In other words, the entire premise of O'Keefe's NPR gotcha was proven to be a fraud. There weren't simply implications the tapes had been deceitfully cropped. That was proven to be the case. Period.
It makes you wonder how anyone at the Times can square that factual assessment with the idea that it was merely “suggested” that O'Keefe's ACORN tapes had been “dishonestly edited.” It also makes you wonder why the Times assigned Rush Limbaugh's biggest fan to write puff piece about James O'Keefe.
Meanwhile, ACORN. Here's Chafets:
His takedown of Acorn was even more devastating, although Bertha Lewis, Acorn's former chief executive, contends that the videos were dishonest. “He is demon, a liar and a cheat,” she says. “What he did was despicable. He created a fiction.” Bertha Lewis still insists that Acorn did not offer advice on how to break the law. Clark Hoyt, a former public editor for The New York Times, reviewed O'Keefe's raw footage and edited tapes and concluded that “the most damning words match the transcripts and the audio, and do not seem out of context.” There is no doubt that O'Keefe disseminated only the material that supported his thesis about Acorn, but this kind of selectivity is the norm in advocacy journalism.

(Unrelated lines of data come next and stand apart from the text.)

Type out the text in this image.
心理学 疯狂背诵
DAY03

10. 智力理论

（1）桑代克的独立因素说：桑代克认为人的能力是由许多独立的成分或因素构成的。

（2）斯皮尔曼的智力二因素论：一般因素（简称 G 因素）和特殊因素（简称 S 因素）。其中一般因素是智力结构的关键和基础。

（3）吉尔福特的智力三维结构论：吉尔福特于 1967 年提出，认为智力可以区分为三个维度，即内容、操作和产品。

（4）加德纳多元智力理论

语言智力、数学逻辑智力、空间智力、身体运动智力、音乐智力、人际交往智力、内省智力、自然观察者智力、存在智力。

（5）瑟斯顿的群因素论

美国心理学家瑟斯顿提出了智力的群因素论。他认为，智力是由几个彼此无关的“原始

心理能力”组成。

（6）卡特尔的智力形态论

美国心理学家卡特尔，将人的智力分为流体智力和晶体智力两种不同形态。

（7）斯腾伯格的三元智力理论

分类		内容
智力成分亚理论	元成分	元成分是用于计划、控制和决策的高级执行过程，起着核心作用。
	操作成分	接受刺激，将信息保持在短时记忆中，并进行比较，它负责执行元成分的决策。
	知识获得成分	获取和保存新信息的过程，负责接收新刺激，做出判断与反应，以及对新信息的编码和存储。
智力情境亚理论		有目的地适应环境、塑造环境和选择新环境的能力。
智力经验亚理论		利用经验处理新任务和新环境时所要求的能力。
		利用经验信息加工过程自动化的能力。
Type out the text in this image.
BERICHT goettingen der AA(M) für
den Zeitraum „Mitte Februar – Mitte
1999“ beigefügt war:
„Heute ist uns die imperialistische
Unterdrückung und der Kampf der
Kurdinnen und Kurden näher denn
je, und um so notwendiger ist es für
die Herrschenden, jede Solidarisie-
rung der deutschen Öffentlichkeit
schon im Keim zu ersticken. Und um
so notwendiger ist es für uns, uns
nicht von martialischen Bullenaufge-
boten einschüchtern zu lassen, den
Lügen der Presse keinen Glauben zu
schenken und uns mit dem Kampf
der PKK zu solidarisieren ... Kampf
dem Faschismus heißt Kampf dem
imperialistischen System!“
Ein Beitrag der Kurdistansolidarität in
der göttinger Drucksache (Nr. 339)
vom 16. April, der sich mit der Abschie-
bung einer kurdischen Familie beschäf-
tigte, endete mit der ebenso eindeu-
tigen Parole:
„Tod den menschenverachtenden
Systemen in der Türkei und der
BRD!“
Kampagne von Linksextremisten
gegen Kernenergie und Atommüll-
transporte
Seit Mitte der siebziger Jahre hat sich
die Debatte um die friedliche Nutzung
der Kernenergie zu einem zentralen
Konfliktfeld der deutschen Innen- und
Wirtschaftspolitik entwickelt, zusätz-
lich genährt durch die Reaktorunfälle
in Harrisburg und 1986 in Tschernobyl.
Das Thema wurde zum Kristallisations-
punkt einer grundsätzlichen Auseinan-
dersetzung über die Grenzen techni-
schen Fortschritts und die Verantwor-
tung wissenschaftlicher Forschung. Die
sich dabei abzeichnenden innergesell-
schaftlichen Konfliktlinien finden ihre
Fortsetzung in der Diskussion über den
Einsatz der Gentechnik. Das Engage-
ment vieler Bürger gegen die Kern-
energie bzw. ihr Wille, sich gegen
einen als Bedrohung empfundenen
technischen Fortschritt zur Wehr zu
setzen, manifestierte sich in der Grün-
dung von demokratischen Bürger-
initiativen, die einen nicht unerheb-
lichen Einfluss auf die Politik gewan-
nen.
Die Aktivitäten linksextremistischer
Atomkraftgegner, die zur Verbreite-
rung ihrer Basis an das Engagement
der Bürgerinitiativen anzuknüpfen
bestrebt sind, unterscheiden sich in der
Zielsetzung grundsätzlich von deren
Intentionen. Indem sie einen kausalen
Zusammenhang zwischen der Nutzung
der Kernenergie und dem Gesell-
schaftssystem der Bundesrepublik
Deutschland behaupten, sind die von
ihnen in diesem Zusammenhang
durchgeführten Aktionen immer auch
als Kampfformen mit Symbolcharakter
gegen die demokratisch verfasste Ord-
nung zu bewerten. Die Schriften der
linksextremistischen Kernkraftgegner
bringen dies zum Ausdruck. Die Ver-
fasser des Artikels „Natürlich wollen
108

Really? It's normal in advocacy journalism to withhold exculpatory information in order to tell the story you want to tell? It'snormal to dishonestly edit videos in order to give viewers a false impression of what actually occurred? And it's normal to flat out manufacture lies, the way O'Keefe did by suggesting he entered ACORN offices decked out in a Halloween-ish pimp costume?
This is just embarrassing.
Meanwhile, for those interested in detailed reviews of O'Keefe's ACORN production, at least three of them have been conducted. All three confirmed that while some ACORN employees behaved inappropriately in the O'Keefe videos, they did not break the law. And all three confirmed that O'Keefe did severely edit the tapes. Also, a 2009 report by the Congressional Research Service stated that O'Keefe's undercover videotaping may have broken laws in California and Maryland.
But for some reason Chafets does not mention the findings that completely undercut O'Keefe's ACORN hoax. (Or the fact O'Keefe is currently being sued by an ACORN worker in response to one of the undercover videos.) Chafets also ignored the pimp lie that O'Keefe spread with the help of his mentor, Andrew Breitbart.
Then again, in telling the O'Keefe tale Chafets also opts to make no mention of the fact that last summer O'Keefe planned to set a bizarre, floating trap to sexually humiliate a CNN reporter.
So yes, the Times does a great job dressing up O'Keefe and pretending he's an important person.